Tauriel senkte traurig den Kopf. Lenja rutschte wie automatisch näher an das andere Mädchen heran. Mit ihrem freien rechten Arm drückte sie die Elbin an sich.
 

„Hey, das wird schon irgendwann wieder besser werden. Mein Onkel Balin sagt ja immer, dass nach Regen auch wieder Sonne kommt. Ich hoffe, er behält Recht. Für dich hoffe ich das auch“, sprach Lenja.
 

„Ich hoffe. Um ehrlich zu sein, weiß ich gar nicht, was ich machen soll. Wenn ich zurückkehre, dann werde ich auf jeden Fall bestraft. Eigentlich wollte ich so gern Kriegerin werden, aber nicht so weit von meinen Eltern entfernt... sie fehlen mir furchtbar. Und bei meiner Tante geht es mir zwar nicht schlecht, aber es ist so anders. Es ist irgendwie alles so blöd im Moment“, erwiderte Tauriel.
 

„Wem erzählst du das. Ich vermisse meine Mutter auch. Und der Mann, der eigentlich mein Vater sein soll, ist ein Monster. Ich würde alles dafür geben, wenn meine beiden Onkel mich hier mit Ári finden und einfach zu sich nehmen. Weg von ihm! Manchmal sind sie auch etwas chaotisch, aber dabei so lustig und niemals grausam“, sagte Lenja während ihr beim Gedanken an eine bessere Zukunft bei Dwalin und Balin ein ganz kleines Lächeln über das Gesicht huschte.
 

„Aber weißt du was?“, fragte Tauriel und sah Lenja an.
 

„Was denn?“, fragte die Zwergin neugierig.
 

„Ich bin so froh dich hier getroffen zu haben! Bei den Waldelben habe ich noch keine Freunde. Und um ehrlich zu sein, hatte ich noch nie wirkliche Freunde in Bruchtal. Irgendwie war ich immer etwas anders.
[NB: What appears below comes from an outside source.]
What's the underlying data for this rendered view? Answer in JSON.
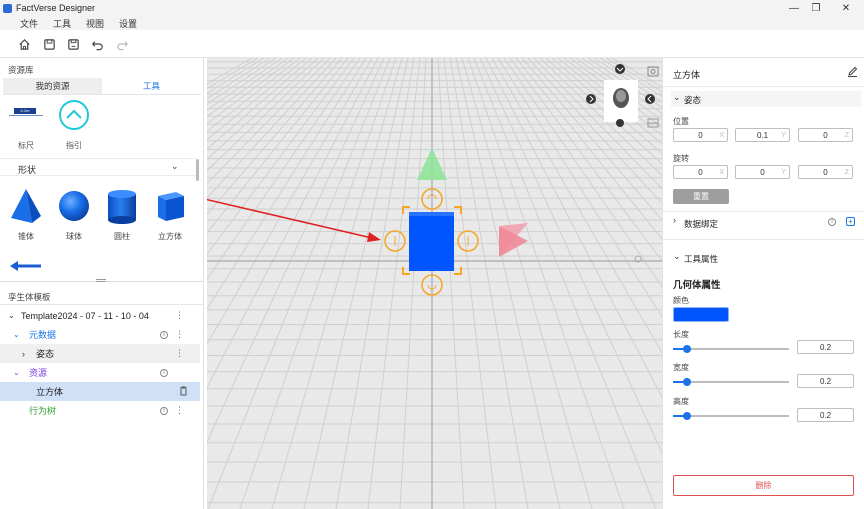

Klar, eine Kriegerin werden zu wollen, ist bei uns Elben nicht etwas Unmögliches. Aber ich sehe mit meiner Haarfarbe ja auch schon etwas anders aus als der Großteil. Und ich wollte nie mit den anderen Mädchen spielen. Die waren mir immer zu blöd mit ihren Puppen und so. Ich wollte immer mit den Jungs raufen. Vielleicht ist das nun die Quittung für mein Verhalten. Ich bin allein im Düsterwald...“
 

„Du bist doch nicht allein! Wenn du magst, dann bin ich deine Freundin, Tauriel. Auch wenn du eine Elbin bist und keine Zwergin, wie ich, heißt das doch noch lange nicht, dass wir keine Freundinnen sein können, oder? Ich würde mich freuen, wenn du meine beste Freundin wirst.“
 

Lenja lächelte Tauriel an. Sie strahlte das Zwergenmädchen an.
 

„Du meinst das ernst? Ich meine, bei uns reden sie immer so schlecht über Zwerge. Aber ich kann das gar nicht glauben, wenn ich dich und deinen kleinen Bruder so sehe“, meinte die Elbin.
 

„Jaja, auch bei uns gibt es auch dumme Witze über Elben. Aber mal ganz ehrlich, ich glaube, das Schicksal wollte, dass wir uns heute Nacht treffen. Und ich finde dich toll, weil wir so viel gemeinsam haben. Ich möchte auch so sehr Kriegerin werden, doch darf ich das nicht so wirklich. Es ist bei Zwergen nicht „normal“, dass Frauen kämpfen. Klar, wir sind hart im Nehmen. Aber das bitteschön nur in den eigenen vier Wänden“, entgegnete Lenja und verdrehte bei den letzten Worten die Augen.
 

Tauriel musste lachen: „Du bist so lustig, Lenja! Ich meine, du hast bereits so schreckliche Dinge erlebt und bringst es doch fertig mich zum Lachen zu bringen. Und das an einem so dunklen Ort, wie dem hier. Ich freue mich dich als Freundin gewonnen zu haben, meldir Lenja.“
 

„Mahal, ich freue mich dich kennengelernt zu haben. Und als Zeichen unserer Freundschaft schenke ich dir das hier.“
 

Lenja hatte einen ihrer Ohrringe abgemacht und reichte ihn Tauriel. Es war der schönste, den das Mädchen besaß. Sie hatte ihn erst vor Kurzem bei Onkel Dwalin in der Schmiede selbst gefertigt und war sehr stolz auf ihr Werk. Ein sehr feiner Schriftzug auf Khuzdul zierte ihn: gullend- Glück, das wünschte sich Lenja. Sie hatte es sich bei Dwalin abgeschaut, dessen beide Äxte ebenfalls einen persönlichen Schriftzug trugen.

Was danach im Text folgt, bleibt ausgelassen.